Dua hari setelah insiden Christian Eriksen yang diduga mengalami henti jantung pada laga Denmark vs Finlandia di ajang Piala Euro atau Euro 2020, pencinta olahraga Indonesia kembali harus berhadapan dengan tragedi yang sama.

Senin (14/6/2021), masyarakat Indonesia harus kehilangan sosok legenda bulu tangkis, Markis Kido. Penyebab kematiannya adalah serangan jantung.

Sesaat sebelum meninggal, almarhum sedang bermain bulu tangkis di Gelanggang Olahraga (GOR) Petrolin, Tangerang, Banten. Melansir Antara, ketika Kido akan berganti tempat di tengah set permainan, tiba-tiba ia terjauh dan tak sadarkan diri.

Peraih medali emas Olimpiade 2008 itu lalu dibawa ke Rumah Sakit Omni, Alam Sutera, untuk mendapat penanganan medis. Namun, nyawanya tidak tertolong.

Baca jugaInilah Daftar Lengkap Pebulutangkis Indonesia yang Akan Berlaga di Kejuaraan Dunia 2018

Fenomena atlet yang meninggal karena serangan jantung bukan hanya sekali ini terjadi. Mantan atlet bulu tangkis Korea Selatan, Jung Jae-sung, juga meninggal pada Maret 2018 karena penyakit jantung.
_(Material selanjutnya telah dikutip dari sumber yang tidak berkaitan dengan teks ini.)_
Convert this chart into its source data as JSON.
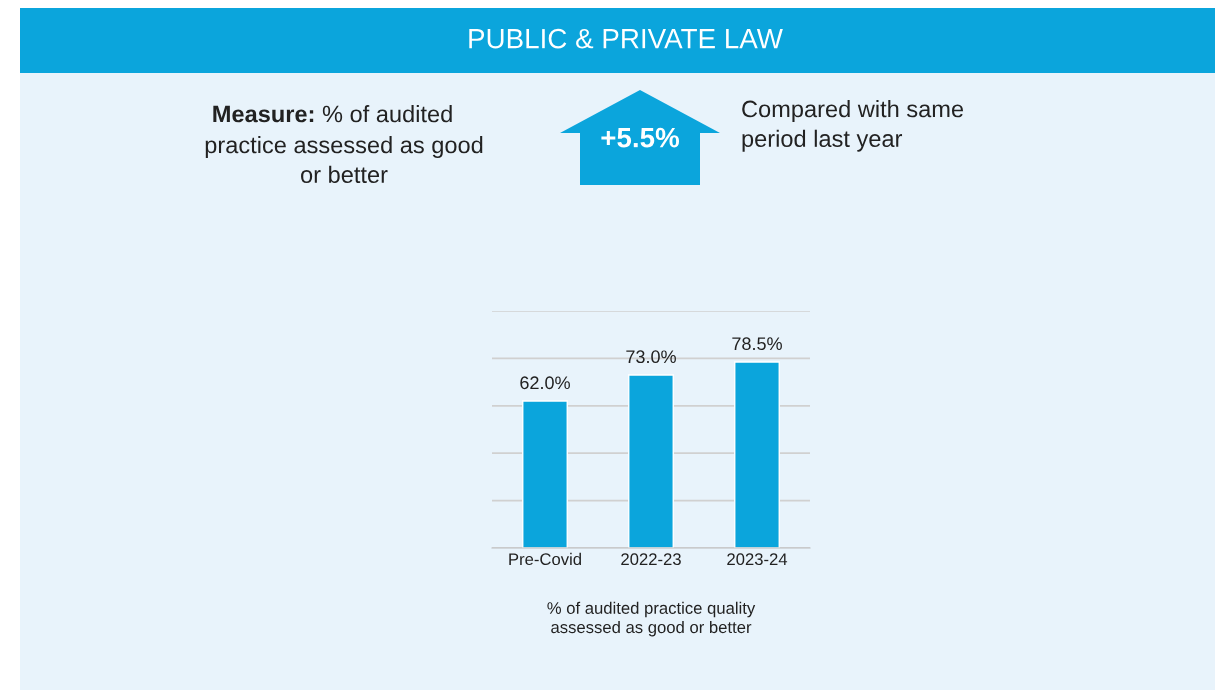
{
  "chart_data": {
    "type": "bar",
    "title": "PUBLIC & PRIVATE LAW",
    "categories": [
      "Pre-Covid",
      "2022-23",
      "2023-24"
    ],
    "values": [
      62.0,
      73.0,
      78.5
    ],
    "value_labels": [
      "62.0%",
      "73.0%",
      "78.5%"
    ],
    "color": "#0ba5dc",
    "xlabel": "% of audited practice quality\nassessed as good or better",
    "ylim": [
      0,
      100
    ],
    "yticks": [
      {
        "value": 0,
        "label": null
      },
      {
        "value": 20,
        "label": null
      },
      {
        "value": 40,
        "label": null
      },
      {
        "value": 60,
        "label": null
      },
      {
        "value": 80,
        "label": null
      },
      {
        "value": 100,
        "label": null
      }
    ],
    "tick_labels": "x",
    "grid": "y",
    "annotations": [
      "Measure:",
      "% of audited\npractice assessed as good\nor better",
      "+5.5%",
      "Compared with same\nperiod last year"
    ]
  }
}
Mantan pasangan Lee Yong-dae ini diduga meninggal karena mengalami arrhythmia atau gangguan irama jantung. Hal yang hampir sama menimpa mantan pebulutangkis nasional, Rian Sukmawan, yang meninggal pada Februari 2019, setelah berlatih.

Sementara itu, di kancah internasional, nama-nama seperti David Astori, Jason Collier (atlet NBA), dan Reggie Lewis (atlet NBA), juga ikut menambah deretan atlet yang meregang nyawa akibat serangan jantung

Serangan jantung masih menjadi penyakit dengan tingkat kematian tinggi. Apabila tak ditangani dengan baik, maka dapat berujung henti jantung.
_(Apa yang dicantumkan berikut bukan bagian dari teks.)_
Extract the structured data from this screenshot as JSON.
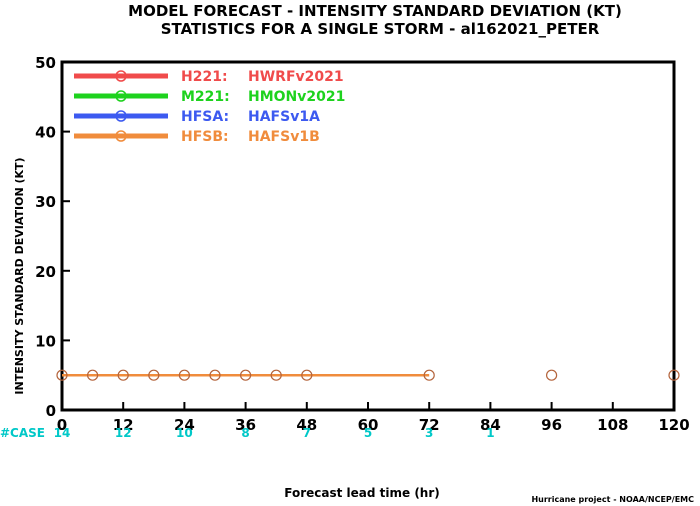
{
  "chart_data": {
    "type": "line",
    "title_line1": "MODEL FORECAST - INTENSITY STANDARD DEVIATION (KT)",
    "title_line2": "STATISTICS FOR A SINGLE STORM - al162021_PETER",
    "ylabel": "INTENSITY STANDARD DEVIATION (KT)",
    "xlabel": "Forecast lead time (hr)",
    "credit": "Hurricane project - NOAA/NCEP/EMC",
    "xlim": [
      0,
      120
    ],
    "ylim": [
      0,
      50
    ],
    "x_ticks": [
      0,
      12,
      24,
      36,
      48,
      60,
      72,
      84,
      96,
      108,
      120
    ],
    "y_ticks": [
      0,
      10,
      20,
      30,
      40,
      50
    ],
    "case_label": "#CASE",
    "case_color": "#00c8c8",
    "cases": [
      {
        "x": 0,
        "label": "14"
      },
      {
        "x": 12,
        "label": "12"
      },
      {
        "x": 24,
        "label": "10"
      },
      {
        "x": 36,
        "label": "8"
      },
      {
        "x": 48,
        "label": "7"
      },
      {
        "x": 60,
        "label": "5"
      },
      {
        "x": 72,
        "label": "3"
      },
      {
        "x": 84,
        "label": "1"
      }
    ],
    "series": [
      {
        "name": "H221:",
        "model": "HWRFv2021",
        "color": "#f04b4b",
        "x": [],
        "y": []
      },
      {
        "name": "M221:",
        "model": "HMONv2021",
        "color": "#1ed21e",
        "x": [],
        "y": []
      },
      {
        "name": "HFSA:",
        "model": "HAFSv1A",
        "color": "#3c5af0",
        "x": [],
        "y": []
      },
      {
        "name": "HFSB:",
        "model": "HAFSv1B",
        "color": "#f08c3c",
        "x": [
          0,
          6,
          12,
          18,
          24,
          30,
          36,
          42,
          48,
          72
        ],
        "y": [
          5,
          5,
          5,
          5,
          5,
          5,
          5,
          5,
          5,
          5
        ]
      }
    ],
    "extra_markers": {
      "color": "#b4643c",
      "x": [
        96,
        120
      ],
      "y": [
        5,
        5
      ]
    }
  }
}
Berdasarkan estimasi Kementerian Kesehatan (Kemenkes) tahun 2013, sebanyak 39 persen penderita jantung di Indonesia berusia 44 tahun ke bawah. Menariknya, 22 persen di antaranya berumur 15-35 tahun, yang merupakan masa fisik produktif dalam kehidupan manusia.

Jumlah penderita jantung tertinggi ada pada kelompok usia 45-65, dengan persentase 41 persen. Selisih yang tak berbeda jauh antara umur 45 ke bawah dan 45 ke atas, yang jadi penegas bahwa tren risiko penyakit jantung datang pada usia muda semakin meningkat.

Faktor lain yang mesti diwaspadai adalah tingginya persentase pengidap jantung koroner di usia muda. Hampir 27 persen kasus jantung koroner di Indonesia terjadi pada kelompok usia 35 ke bawah, dengan 12 persen di antaranya dialami orang 25 tahun ke bawah.

Sementara itu berdasarkan data Riset Kesehatan Dasar 2018, angka kejadian penyakit jantung semakin meningkat dari tahun ke tahun. Setidaknya, 15 dari 1.000 orang--sekitar 2,8 juta--masyarakat Indonesia mengidap penyakit jantung. Prevalensi penyakit jantung Indonesia sebesar 1,5 persen.

Selain faktor risiko yang ada seperti, merokok, obesitas, kadar kolesterol, tekanan darah tinggi, kurang aktivitas, diabetes mellitus, dan stres, ada penelitian yang mengatakan bahwa reaksi peradangan (inflamasi) dari penyakit infeksi kronis mungkin juga menjadi faktornya.

Maka dari itu, perlu adanya perhatian oleh masyarakat, khususnya individu agar lebih memperhatikan faktor-faktor apa saja yang dapat menyebabkan penyakit jantung koroner.

Atlet yang terancam serangan jantung

Dokter ahli jantung dari RS Mount Elizabeth Singapura, Dr Paul Chiam, menjelaskan bahwa penyebab serangan jantung saat olahraga paling banyak berasal dari gangguan irama jantung atau aritmia. Gangguan irama jantung tersebut jamak disebabkan gangguan penebalan otot jantung (kardiomiopati hipertrofik) serta kelainan kelistrikan jantung bawaan.

Bedasarkan tulisan Owen Anderson yang berjudul “Heart attack risks are greater for athletes who compete in endurance sports” yang dipublikasikan tahun 2012, menyebutkan atlet dari seluruh cabang olahraga rentan terhadap dua penyakit serius, yaitu serangan jantung dan Alzheimer.

Owen menyebut, satu dari 50.000 atlet berisiko tinggi terkena serangan jantung. Hal tersebut karena adanya kandungan enzim cardiac troponin I yang kerap meningkat. Enzim ini meningkat disebabkan beberapa kondisi, seperti usia dan aktivitas.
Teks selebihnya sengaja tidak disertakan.